Alternatives to payday lending need banks’ support
Faisel Rahman, The Guardian
A recent report on payday lending was released on the same day that Blackpool FC, sponsored by payday lender Wonga.com, topped the Premier League – an irony not lost on those who have watched this sector’s growth.
Payday lending is a small loan (£100-£1,000) advanced until your next payday (usually a month). Charges are fixed as a fee per £100, and loans can generally be extended each month by paying this fee, or can be repaid in full. Users of the service in the UK tend to be earning less than £25k and more than half are under the age of 35.
According to Consumer Focus, which commissioned the report, the number of people using payday loans has quadrupled in the last four years to 1.2 million, with £1bn lent in 2009 alone by around seven major companies. It noted average APRs of 2,500%. If a £100 loan at this rate lasted a year, the annualised cost would be more than £400, on top of the £100 borrowed, but the loan is generally expected to be repaid within a month or two, which might mean a cost of £35 for a 30-day loan.
Fair Finance clients who have relied on payday loans in the past seemed to do so to cover an unexpected bill when they had reached their existing credit or overdraft limit. Although expensive, it is cheaper than a bounced direct debit charge or an unauthorised overdraft fee.
The report reveals that many people find payday loans convenient, with fund transfer almost instantaneous. Users report that they are happy to find a solution to their short-term credit needs that doesn’t involve banks, and can be done without recourse to family and friends.
The report suggests that data from the US finds that access to payday finance helps people to manage short-term credit flows and can stave off financial crisis. It also suggests that banning the service or imposing rate caps in two US states had resulted in more complaints about debt problems and higher rates of bankruptcies.
While the report rightly points out that payday lending has a high cost, it also notes that most clients are repeat borrowers. Payday lenders rarely make much profit from their first loan; the business is driven by repeat clients.
People who use payday loans as a one-off or repay a loan within a month generally have positive experiences of the service. But those who roll over – or extend – the loan, rapidly find the costs spiralling and becoming potentially unsustainable. Most often, it is low-income users who roll over their loans, or end up taking multiple loans. In the US, evidence has shown that people who take more than 10 payday loans or rollovers in a year (the equivalent of five in the UK due to longer loan terms) are in serious financial difficulty.
The report makes recommendations to better protect users.

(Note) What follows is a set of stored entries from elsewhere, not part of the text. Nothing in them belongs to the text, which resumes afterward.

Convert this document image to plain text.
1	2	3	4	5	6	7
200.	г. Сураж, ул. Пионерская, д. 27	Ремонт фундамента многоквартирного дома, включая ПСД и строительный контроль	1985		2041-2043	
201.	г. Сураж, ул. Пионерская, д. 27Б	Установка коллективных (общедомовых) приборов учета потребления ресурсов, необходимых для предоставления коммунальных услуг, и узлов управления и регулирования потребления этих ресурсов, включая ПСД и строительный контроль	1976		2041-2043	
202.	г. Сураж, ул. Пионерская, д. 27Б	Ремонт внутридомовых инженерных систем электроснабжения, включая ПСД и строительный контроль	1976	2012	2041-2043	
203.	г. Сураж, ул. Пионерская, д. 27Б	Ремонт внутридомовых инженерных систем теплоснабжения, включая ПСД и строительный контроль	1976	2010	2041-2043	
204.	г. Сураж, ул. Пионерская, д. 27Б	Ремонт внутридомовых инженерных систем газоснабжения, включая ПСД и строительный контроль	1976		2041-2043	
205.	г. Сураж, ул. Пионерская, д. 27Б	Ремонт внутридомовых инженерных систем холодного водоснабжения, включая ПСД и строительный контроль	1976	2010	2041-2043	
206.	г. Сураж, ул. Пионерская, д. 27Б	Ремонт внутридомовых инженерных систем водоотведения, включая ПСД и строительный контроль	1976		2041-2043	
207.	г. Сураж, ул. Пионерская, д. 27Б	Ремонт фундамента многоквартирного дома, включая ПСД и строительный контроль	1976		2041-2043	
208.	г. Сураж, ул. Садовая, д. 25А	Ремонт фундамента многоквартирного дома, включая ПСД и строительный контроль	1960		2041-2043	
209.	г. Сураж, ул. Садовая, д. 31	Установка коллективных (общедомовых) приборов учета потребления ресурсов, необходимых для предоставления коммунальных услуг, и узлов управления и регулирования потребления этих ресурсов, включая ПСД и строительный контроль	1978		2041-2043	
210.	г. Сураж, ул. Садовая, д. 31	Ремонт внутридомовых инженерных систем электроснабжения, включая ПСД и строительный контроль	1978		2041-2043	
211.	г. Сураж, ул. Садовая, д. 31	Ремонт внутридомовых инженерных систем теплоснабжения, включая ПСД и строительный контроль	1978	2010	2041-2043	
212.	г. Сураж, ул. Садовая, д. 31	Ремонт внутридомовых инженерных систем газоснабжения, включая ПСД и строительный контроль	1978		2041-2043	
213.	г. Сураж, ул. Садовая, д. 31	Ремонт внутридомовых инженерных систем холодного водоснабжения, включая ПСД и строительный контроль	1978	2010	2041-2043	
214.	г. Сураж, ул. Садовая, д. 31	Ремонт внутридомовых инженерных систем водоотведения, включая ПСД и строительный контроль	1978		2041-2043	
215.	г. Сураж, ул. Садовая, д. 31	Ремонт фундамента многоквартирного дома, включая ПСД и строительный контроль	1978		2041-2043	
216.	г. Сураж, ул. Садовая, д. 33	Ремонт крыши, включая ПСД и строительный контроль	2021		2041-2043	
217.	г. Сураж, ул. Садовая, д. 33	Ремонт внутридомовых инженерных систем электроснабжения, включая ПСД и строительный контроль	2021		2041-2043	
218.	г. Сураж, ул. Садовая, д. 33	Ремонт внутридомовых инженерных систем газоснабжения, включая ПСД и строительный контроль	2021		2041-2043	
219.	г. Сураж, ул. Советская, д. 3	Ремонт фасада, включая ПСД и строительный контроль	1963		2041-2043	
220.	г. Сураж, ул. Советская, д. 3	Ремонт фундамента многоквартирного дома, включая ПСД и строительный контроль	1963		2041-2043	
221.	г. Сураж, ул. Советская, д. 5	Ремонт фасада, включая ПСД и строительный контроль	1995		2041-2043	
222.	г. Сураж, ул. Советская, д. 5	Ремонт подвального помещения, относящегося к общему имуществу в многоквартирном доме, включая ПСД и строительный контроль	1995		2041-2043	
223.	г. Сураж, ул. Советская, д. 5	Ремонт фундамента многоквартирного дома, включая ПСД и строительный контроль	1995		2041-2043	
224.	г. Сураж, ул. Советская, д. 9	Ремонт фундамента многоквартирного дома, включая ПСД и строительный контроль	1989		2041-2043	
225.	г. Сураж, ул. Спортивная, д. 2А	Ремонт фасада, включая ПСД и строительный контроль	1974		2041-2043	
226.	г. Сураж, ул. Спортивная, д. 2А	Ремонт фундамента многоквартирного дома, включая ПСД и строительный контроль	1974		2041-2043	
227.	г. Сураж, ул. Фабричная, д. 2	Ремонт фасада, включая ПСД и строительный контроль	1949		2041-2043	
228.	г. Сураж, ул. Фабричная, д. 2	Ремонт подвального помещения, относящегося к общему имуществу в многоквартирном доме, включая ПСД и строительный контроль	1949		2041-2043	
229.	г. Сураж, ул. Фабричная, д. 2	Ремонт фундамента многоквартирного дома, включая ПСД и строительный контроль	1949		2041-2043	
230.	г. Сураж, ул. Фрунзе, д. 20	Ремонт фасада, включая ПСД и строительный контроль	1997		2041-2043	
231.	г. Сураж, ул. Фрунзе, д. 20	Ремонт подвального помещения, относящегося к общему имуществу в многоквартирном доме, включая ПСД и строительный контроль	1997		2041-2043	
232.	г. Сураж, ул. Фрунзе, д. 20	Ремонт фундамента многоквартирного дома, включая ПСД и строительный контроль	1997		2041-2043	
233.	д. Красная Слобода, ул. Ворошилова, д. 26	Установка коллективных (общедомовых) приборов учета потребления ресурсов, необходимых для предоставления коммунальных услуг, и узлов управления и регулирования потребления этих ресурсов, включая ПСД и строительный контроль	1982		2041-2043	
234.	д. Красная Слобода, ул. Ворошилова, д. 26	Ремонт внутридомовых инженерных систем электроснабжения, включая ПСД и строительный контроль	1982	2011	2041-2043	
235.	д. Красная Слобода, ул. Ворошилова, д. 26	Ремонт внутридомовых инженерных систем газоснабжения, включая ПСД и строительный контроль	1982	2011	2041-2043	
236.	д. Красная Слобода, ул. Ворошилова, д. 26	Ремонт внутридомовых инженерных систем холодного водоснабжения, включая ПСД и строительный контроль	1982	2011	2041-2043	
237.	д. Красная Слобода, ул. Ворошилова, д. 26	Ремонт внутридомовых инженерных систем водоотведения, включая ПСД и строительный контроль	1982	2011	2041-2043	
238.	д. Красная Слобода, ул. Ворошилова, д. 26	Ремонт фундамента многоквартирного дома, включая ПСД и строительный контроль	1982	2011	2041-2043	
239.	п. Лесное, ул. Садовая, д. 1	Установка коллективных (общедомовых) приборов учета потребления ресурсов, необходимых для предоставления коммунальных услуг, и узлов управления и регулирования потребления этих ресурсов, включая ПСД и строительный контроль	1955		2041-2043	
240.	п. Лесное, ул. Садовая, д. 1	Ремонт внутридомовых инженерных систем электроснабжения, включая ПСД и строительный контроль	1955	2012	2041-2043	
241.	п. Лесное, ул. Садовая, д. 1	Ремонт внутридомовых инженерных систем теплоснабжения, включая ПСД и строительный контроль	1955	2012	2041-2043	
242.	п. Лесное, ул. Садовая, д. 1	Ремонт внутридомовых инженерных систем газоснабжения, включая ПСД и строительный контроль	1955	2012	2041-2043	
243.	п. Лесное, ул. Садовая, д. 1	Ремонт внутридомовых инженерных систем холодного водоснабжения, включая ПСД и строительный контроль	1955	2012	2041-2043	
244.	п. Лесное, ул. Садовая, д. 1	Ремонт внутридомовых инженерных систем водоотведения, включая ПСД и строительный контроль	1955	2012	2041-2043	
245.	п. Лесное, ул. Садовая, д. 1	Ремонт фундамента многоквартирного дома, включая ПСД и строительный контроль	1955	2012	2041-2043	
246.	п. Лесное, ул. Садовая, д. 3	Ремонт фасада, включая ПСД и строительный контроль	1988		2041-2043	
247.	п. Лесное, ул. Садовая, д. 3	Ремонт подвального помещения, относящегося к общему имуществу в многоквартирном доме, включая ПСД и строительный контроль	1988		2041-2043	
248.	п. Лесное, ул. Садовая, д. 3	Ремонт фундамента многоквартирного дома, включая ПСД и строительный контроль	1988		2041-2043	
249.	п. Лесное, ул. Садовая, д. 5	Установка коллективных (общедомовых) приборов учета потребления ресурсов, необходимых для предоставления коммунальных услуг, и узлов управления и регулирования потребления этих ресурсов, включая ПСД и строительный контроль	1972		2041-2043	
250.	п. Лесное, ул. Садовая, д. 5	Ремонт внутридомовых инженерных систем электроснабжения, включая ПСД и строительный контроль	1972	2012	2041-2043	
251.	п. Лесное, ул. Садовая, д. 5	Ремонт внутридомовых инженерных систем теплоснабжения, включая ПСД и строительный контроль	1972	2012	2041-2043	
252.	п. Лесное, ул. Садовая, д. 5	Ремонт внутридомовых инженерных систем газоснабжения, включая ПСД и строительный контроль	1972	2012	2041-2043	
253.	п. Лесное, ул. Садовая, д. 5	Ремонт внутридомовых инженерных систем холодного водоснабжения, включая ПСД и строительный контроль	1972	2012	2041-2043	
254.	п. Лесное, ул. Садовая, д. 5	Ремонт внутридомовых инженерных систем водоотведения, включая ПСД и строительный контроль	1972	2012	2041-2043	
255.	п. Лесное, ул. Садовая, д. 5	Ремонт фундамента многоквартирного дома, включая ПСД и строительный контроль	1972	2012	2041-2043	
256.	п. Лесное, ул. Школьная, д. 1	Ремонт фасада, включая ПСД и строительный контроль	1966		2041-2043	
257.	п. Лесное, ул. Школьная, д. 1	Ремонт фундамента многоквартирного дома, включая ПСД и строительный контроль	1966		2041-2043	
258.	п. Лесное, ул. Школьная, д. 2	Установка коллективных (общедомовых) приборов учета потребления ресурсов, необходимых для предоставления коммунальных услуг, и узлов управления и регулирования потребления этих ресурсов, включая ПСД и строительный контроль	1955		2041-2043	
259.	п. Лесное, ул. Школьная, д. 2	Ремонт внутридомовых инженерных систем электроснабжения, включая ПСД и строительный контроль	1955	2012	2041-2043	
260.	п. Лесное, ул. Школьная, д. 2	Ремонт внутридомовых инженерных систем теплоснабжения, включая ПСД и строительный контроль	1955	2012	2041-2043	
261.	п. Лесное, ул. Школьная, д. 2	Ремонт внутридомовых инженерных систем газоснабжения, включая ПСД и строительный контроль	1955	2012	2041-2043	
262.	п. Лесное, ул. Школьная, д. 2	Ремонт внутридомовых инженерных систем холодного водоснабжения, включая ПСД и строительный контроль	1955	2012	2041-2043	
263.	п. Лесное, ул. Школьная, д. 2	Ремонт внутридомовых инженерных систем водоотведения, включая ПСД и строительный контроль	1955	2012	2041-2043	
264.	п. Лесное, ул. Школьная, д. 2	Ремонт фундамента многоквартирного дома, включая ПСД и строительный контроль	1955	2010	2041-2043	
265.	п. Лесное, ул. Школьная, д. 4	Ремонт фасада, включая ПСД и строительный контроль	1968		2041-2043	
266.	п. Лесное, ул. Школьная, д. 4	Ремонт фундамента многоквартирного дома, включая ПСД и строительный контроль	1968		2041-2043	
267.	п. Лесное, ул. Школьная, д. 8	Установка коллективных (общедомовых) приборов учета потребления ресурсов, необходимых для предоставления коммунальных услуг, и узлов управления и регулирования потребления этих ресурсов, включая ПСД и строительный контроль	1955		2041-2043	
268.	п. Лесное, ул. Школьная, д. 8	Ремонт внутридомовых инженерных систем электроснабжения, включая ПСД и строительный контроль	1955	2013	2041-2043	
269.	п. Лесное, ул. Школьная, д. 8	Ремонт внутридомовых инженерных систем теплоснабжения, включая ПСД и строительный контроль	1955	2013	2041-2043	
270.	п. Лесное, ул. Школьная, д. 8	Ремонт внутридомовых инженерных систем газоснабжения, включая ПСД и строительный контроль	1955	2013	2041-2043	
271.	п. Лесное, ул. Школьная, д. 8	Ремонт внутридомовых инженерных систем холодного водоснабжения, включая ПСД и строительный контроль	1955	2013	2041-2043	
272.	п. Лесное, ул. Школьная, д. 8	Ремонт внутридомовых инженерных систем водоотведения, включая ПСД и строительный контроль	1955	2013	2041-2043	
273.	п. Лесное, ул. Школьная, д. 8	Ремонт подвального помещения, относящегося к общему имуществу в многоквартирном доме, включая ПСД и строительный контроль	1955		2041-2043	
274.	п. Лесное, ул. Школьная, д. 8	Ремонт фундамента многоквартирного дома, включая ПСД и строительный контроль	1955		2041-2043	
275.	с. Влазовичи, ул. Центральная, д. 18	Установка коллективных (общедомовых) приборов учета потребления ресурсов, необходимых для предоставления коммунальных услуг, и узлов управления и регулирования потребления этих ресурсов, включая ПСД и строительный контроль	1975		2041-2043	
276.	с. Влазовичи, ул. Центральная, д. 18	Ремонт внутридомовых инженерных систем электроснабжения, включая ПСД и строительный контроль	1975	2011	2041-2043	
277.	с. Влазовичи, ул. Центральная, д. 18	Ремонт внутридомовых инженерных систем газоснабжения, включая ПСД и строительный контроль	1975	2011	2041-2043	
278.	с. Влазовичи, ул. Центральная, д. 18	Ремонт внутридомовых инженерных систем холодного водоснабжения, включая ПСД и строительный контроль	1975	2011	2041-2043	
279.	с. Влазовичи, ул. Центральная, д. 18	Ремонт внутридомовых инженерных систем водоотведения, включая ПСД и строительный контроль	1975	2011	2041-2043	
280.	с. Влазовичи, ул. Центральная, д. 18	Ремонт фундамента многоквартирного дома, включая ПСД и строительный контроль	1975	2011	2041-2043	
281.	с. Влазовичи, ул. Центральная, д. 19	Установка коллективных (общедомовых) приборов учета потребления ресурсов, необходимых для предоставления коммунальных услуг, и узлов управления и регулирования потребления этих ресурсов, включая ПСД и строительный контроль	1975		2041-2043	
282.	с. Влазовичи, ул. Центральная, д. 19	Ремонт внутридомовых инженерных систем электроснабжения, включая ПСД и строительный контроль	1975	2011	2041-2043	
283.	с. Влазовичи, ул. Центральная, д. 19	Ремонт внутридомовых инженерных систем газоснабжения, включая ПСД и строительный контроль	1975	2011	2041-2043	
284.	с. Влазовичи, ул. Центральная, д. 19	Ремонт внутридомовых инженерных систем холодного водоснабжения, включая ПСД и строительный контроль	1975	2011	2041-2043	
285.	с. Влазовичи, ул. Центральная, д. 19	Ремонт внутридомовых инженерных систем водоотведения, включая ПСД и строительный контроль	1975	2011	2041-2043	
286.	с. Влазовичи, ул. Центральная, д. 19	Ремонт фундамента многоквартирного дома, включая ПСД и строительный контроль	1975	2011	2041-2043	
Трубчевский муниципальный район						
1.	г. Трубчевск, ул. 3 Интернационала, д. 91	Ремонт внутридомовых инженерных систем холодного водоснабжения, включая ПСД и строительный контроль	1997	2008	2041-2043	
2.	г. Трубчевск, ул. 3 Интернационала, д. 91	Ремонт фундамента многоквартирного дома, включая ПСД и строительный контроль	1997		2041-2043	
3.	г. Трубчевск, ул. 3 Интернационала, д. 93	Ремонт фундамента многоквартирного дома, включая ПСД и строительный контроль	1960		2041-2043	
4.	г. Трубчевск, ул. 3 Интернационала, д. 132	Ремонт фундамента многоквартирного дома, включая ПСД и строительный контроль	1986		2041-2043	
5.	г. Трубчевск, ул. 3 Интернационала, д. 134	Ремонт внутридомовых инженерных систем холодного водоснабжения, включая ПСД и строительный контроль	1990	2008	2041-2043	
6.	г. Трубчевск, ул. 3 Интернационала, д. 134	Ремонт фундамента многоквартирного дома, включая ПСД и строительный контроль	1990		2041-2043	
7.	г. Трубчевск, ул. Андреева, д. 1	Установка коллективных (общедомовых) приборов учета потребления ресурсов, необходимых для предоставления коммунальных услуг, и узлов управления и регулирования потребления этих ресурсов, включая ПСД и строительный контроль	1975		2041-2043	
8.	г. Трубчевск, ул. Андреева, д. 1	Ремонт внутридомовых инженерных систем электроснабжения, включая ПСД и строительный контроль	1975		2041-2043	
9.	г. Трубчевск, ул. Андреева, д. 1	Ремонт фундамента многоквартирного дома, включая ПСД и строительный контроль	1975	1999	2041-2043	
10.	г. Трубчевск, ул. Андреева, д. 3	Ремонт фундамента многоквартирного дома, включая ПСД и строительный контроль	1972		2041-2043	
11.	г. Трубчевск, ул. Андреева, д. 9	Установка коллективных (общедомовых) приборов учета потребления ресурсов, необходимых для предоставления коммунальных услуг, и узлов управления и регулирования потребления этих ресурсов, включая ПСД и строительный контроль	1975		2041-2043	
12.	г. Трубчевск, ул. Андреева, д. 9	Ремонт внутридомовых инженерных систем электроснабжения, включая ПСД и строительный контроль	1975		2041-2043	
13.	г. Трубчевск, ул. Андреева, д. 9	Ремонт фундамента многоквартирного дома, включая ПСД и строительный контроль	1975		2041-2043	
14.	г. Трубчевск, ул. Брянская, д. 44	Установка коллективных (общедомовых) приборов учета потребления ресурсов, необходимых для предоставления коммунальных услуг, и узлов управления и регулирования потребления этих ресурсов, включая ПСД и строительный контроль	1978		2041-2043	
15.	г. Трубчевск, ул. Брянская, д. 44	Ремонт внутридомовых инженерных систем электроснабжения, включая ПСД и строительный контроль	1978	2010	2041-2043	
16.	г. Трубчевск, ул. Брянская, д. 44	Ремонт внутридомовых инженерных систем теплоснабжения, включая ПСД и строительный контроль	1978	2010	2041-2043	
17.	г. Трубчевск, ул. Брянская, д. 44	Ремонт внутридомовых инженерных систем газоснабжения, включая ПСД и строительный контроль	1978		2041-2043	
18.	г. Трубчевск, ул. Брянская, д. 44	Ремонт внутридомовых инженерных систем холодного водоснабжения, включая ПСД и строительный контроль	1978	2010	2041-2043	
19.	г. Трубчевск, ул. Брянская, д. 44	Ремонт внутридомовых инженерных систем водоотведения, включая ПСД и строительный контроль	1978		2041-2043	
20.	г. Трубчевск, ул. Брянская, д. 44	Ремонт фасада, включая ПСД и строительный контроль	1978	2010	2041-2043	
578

It suggests limiting the number of loans or rollovers to five per household per year, limiting the number of months a loan can be deferred for, limiting the value of repeat loans, encouraging data sharing between lenders and introducing affordability checks. These are all sensible options that have so far received limited response from the industry.
There is growing evidence in the US of partnerships between banks and non-profit lenders reducing people’s dependence on payday lenders. But UK banks have so far refused to engage with credit unions and community finance initiatives to tackle the problem, and continue to deny credit to people on the margins.
Sadly, while bank charges remain punitive and non-profit alternatives small scale, there are few viable alternatives to payday lenders. I wonder how many billions more will be lent before the end of the football season?